J'entendais déjà d'ici la voix de ma mère qui m'appelle pour me réveiller. Pas étonnant, à ce rythme là, j'allai être en retard.
L'heure, c'est l'heure, alors je finis par me lever et ouvrir les rideaux. Dehors il faisait nuit, comme toujours d'ailleurs. Ici, c'est comme ci le Soleil était une légende. A vrai dire, personne n'a jamais vu un rayon de soleil sur Terre, même un tout petit. C'est le noir complet depuis....et bien depuis la création du monde je suppose. J'avais déjà beaucoup voyagé avec mes parents, mais partout c'était la même chose : la nuit à perte de vue.
Je descendis l'escalier, et entama mon habituel matinée, à la lueur des bougies. Papa refusait d'utiliser de l'électricité maintenant. Son refrain habituel était devenu : « A ce prix-là, vous n'imaginez même pas tout ce qu'on pourrait avoir ! » et ce, depuis que le prix de l'électricité avait fortement augmenté. Cela dit, ça n'empêchait pas la mairie, d'illuminer toutes les rues avec des décorations lumineuses les jours de fêtes. Ces temps-ci on en voyait beaucoup avec Noël et le Nouvel An qui approchaient, mais avec mon amie Jill ça nous arrangeaient d'aller à l'école sur un chemin éclairé.
Il était l'heure de partir; j'embrassa ma mère, mon père me remit un peu d'argent, et je pris ma lampe torche par réflexe.
Une journée sombre et glaciale, ce n'était pas ce qu'il y avait de mieux pour fêter la nouvelle année. Mais on dit que cette année sera différente.

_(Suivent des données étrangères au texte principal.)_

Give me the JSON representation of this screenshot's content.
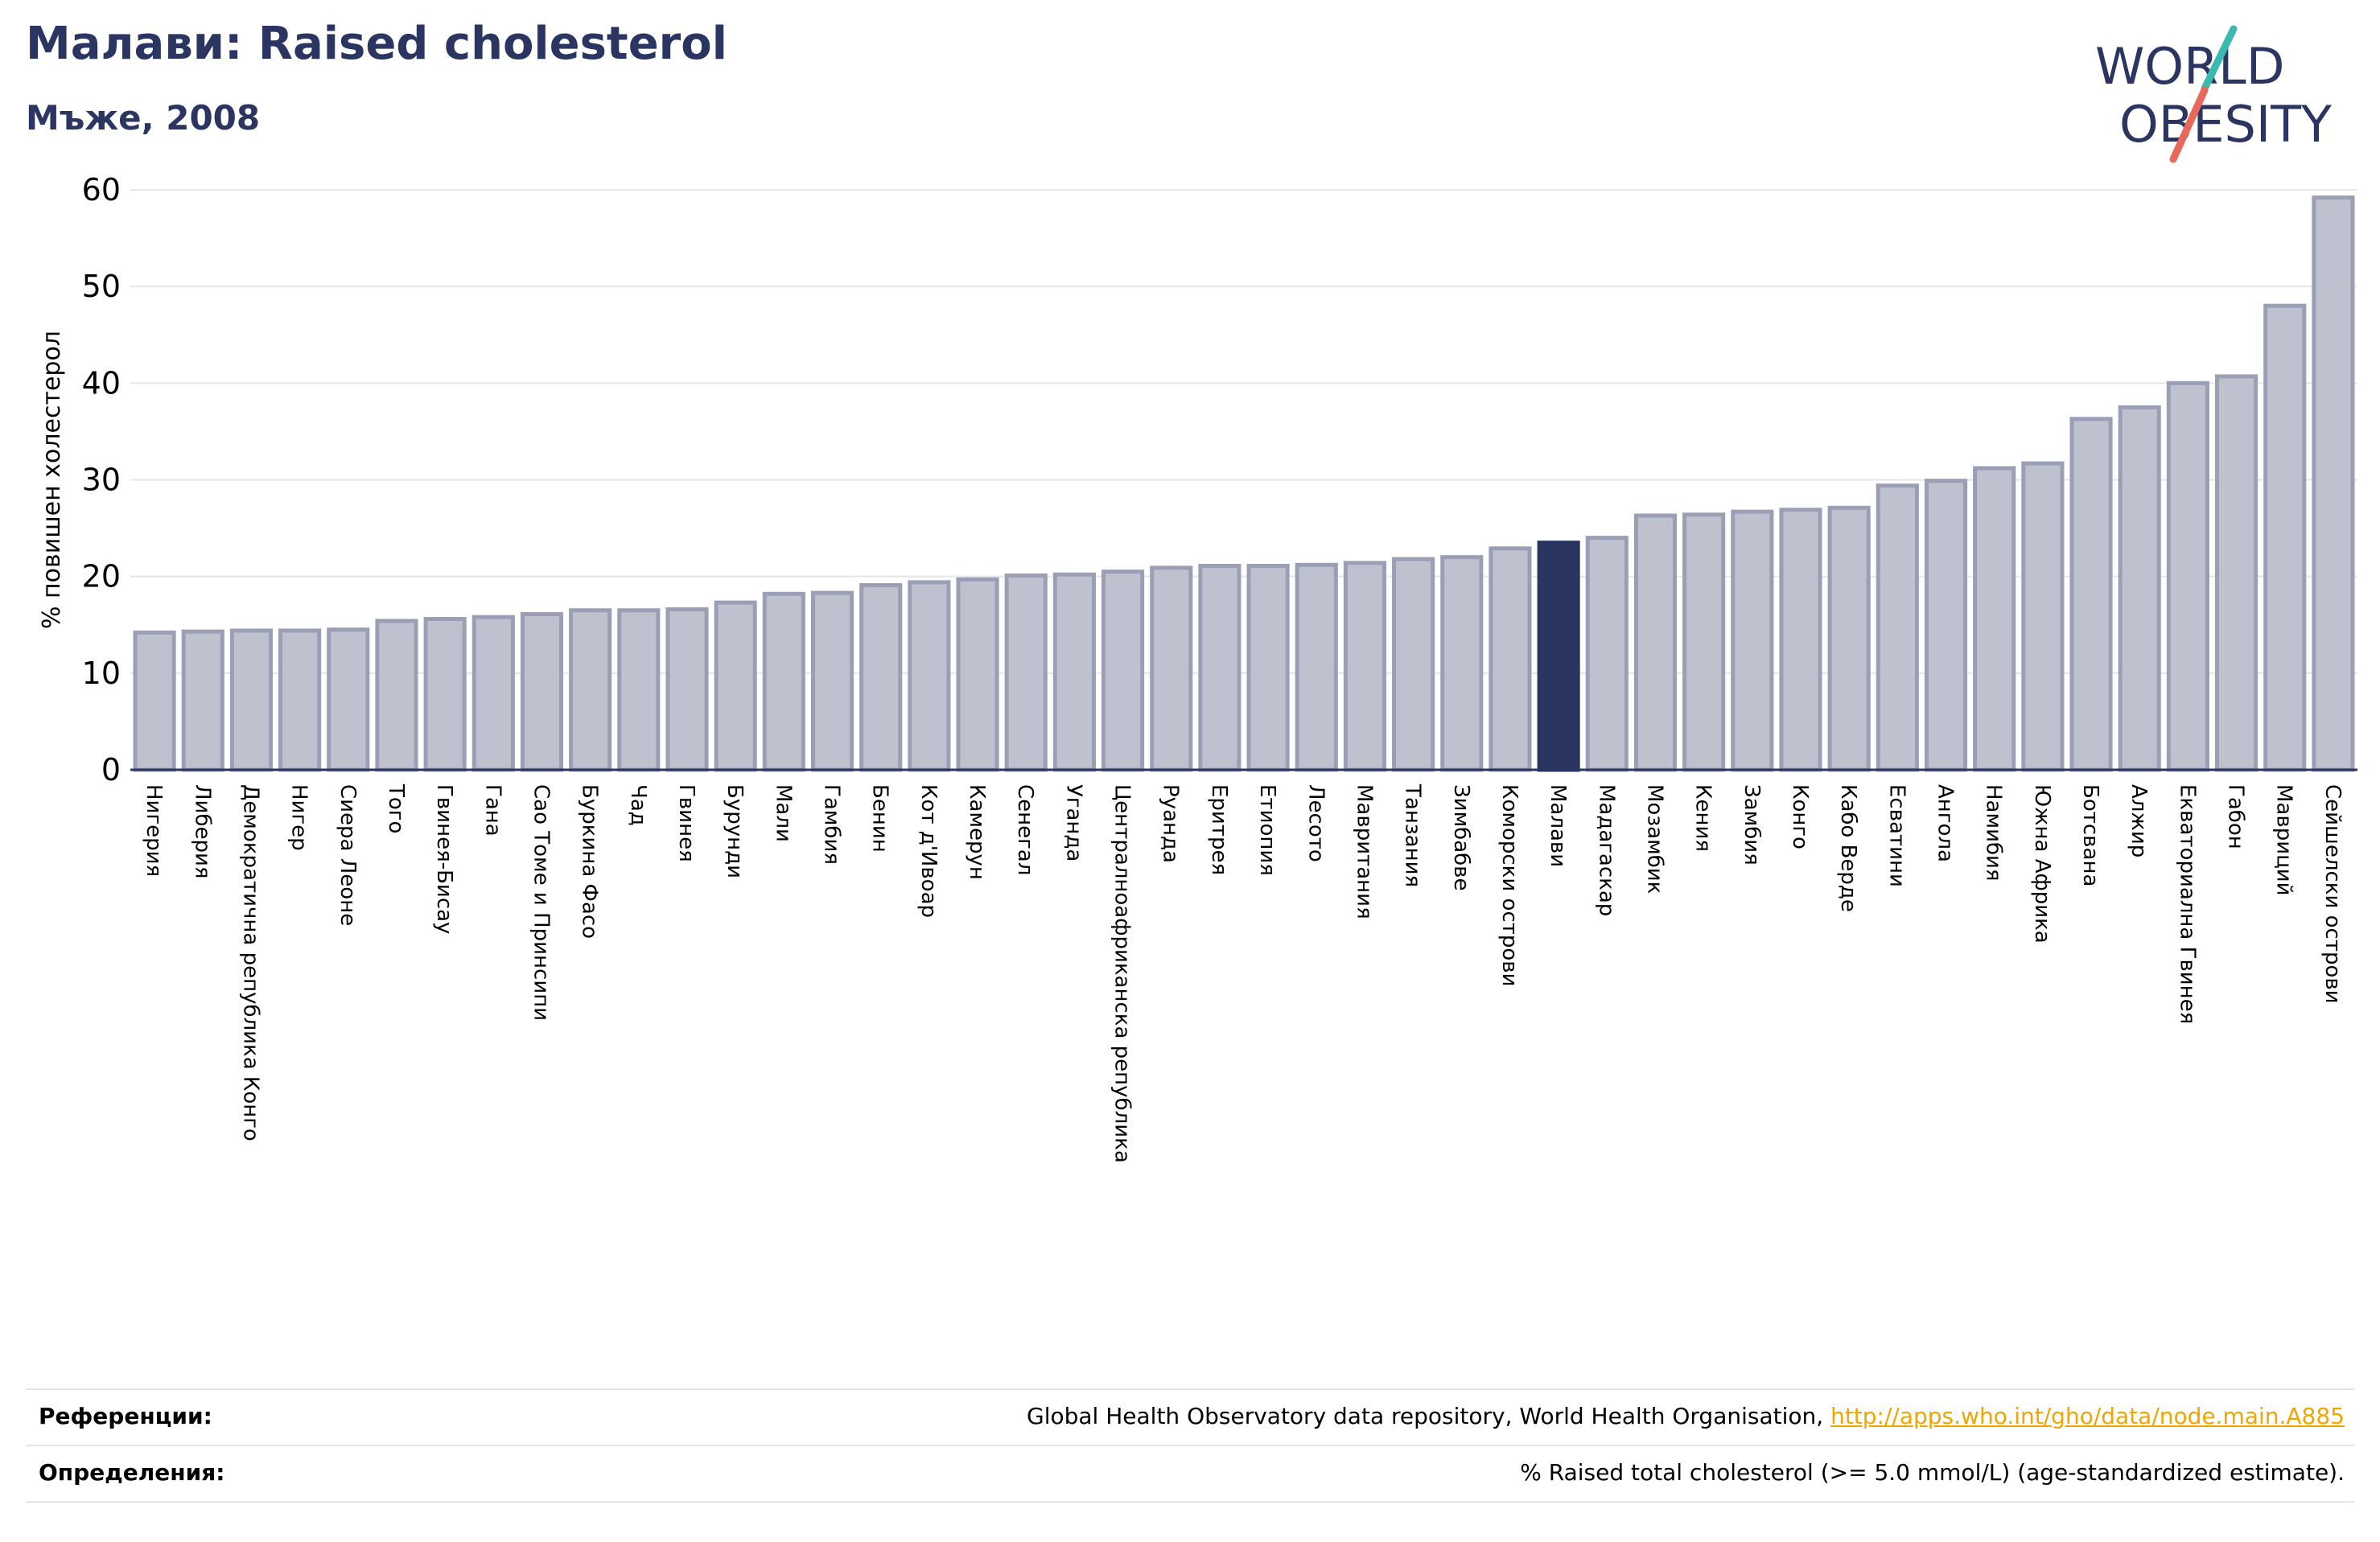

Plusieurs sortes de prophéties on était faites il y a des années déjà par des petits peuples morts aujourd'hui. L'une d'elle dit que cette année, le Soleil apparaitra. Mais une autre dit aussi que ça sera la fin du monde. Cette fin du monde sera précédée par des tas de catastrophes naturelles, pour que les hommes puissent payer du mal qu'ils ont fait subir à la nature. Seul problème, ces deux « prédictions » coïncident à la même date : cette année même, le jour de l'An soit dans 5 jours.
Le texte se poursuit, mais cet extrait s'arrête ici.